De cualquier modo, la pregunta era puramente hipotética. No se había caído. Su madre había llegado a tiempo. Su madre lo había sujetado. Había estallado en lágrimas, pero sin llegar al suelo.
Todo el mundo los miraba. Eso lo recordaba bien. Recordaba al señor Gardener recogiendo el aparato de medir zapatos y verificando su funcionamiento para ver si estaba bien, mientras otro vendedor enderezaba la silla caída y hacía un gesto de divertido disgusto, antes de volver a su neutral y agradable cara de dependiente. Pero sobre todo recordaba las mejillas húmedas de su madre y su aliento caliente, agrio. La recordaba susurrándole al oído, una y otra vez: «No hagas eso nunca más, no lo hagas nunca más, nunca más». Era el cántico con que su madre ahuyentaba los problemas. Lo mismo había cantado un año antes, al descubrir que la canguro había llevado a Eddie a la piscina pública, un sofocante día de verano. Por entonces apenas comenzaba a ceder la epidemia de polio que había aterrorizado a todos al iniciarse la década. Su madre lo había sacado a rastras de la piscina diciéndole que no debía hacer eso nunca más, nunca más, mientras los otros niños los miraban como ahora los dependientes y los clientes. Y su aliento había tenido el mismo olor agrio.
Su madre lo había sacado a rastras de la zapatería gritando a los dependientes que si a su niño le pasaba algo, les entablaría juicio a todos. Eddie pasó el resto de la mañana entre un surgir y desaparecer de lágrimas aterrorizadas; ese día, el asma le molestó mucho. Por la noche, aún estaba despierto varias horas después de lo acostumbrado, preguntándose qué era exactamente el cáncer, si era peor que la polio, si uno se moría de eso, cuánto tardaba y cuánto dolía antes de morir. También se preguntó si después iría al infierno.
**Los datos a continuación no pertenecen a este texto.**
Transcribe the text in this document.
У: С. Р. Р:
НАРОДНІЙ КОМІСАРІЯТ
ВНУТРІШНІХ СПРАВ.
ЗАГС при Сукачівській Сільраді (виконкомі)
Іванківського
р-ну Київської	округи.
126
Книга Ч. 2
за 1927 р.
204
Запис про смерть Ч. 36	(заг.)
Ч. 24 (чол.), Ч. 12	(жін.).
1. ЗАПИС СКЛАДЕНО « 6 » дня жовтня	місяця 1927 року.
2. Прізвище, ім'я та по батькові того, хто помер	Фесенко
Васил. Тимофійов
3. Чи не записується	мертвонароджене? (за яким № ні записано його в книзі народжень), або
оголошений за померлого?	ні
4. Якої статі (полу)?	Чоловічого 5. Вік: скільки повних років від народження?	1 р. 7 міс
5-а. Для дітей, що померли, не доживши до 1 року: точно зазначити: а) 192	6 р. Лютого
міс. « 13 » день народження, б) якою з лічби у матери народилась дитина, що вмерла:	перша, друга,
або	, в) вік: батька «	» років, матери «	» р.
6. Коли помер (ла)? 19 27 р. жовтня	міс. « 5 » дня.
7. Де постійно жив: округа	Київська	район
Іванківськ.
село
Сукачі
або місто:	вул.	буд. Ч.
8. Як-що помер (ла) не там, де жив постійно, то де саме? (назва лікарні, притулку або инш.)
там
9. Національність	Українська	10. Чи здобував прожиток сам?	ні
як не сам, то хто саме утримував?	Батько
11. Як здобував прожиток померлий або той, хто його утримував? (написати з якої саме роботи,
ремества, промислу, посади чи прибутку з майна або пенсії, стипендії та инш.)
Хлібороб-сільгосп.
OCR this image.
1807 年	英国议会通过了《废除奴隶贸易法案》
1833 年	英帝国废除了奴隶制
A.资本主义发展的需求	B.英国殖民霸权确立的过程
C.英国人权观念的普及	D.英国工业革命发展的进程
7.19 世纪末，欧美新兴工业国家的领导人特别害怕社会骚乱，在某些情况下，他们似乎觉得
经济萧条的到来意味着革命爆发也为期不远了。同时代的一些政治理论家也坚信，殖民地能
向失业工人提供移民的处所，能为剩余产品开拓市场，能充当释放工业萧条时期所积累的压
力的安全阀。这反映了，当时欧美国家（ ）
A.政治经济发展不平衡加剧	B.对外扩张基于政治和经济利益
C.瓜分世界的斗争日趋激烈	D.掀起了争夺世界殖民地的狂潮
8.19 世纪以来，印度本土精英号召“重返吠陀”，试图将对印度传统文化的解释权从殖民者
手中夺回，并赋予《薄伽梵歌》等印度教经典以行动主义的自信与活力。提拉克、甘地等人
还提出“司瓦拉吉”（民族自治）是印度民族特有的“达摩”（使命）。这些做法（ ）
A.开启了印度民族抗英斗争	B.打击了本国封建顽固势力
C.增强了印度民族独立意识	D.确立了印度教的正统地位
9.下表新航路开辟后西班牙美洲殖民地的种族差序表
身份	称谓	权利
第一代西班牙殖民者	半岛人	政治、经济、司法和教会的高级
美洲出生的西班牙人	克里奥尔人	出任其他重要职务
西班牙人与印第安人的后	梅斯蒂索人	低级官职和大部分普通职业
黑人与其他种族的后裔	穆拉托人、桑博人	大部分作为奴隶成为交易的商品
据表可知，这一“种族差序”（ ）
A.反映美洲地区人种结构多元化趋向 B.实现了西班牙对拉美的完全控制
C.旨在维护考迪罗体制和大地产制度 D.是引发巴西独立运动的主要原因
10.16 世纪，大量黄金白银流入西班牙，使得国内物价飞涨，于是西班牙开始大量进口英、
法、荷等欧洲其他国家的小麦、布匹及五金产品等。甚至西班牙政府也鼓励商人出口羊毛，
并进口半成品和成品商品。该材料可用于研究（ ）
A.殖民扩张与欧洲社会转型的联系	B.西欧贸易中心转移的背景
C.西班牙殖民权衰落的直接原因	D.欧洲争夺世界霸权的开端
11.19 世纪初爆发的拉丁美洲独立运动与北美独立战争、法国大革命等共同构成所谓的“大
El peligro había sido grave. De eso estaba seguro.
Y lo sabía porque su madre se había asustado mucho.
Muchísimo.
—Marty —dijo, a través de ese abismo de años—, ¿me das un beso?
Ella le dio un beso, y lo abrazó con tanta fuerza que le hizo crujir los huesos de la espalda. Si estuviéramos en el agua —pensó Eddie—, conseguiría que nos ahogáramos.
—No temas —le susurró al oído.
—¡No puedo evitarlo! —gimió ella.
—Lo sé —replicó él. Y notó entonces que, a pesar de aquel abrazo capaz de romper costillas, el asma se le había aliviado. Ya no sonaba esa nota sibilante en su respiración—. Lo sé, Marty.
El taxista hizo sonar otra vez el claxon.
—¿Me llamarás? —preguntó ella, trémula.
—Si puedo, sí.
—Eddie, ¿no puedes decirme de qué se trata, por favor?
Suponiendo que él se lo dijera, ¿serviría para tranquilizarla?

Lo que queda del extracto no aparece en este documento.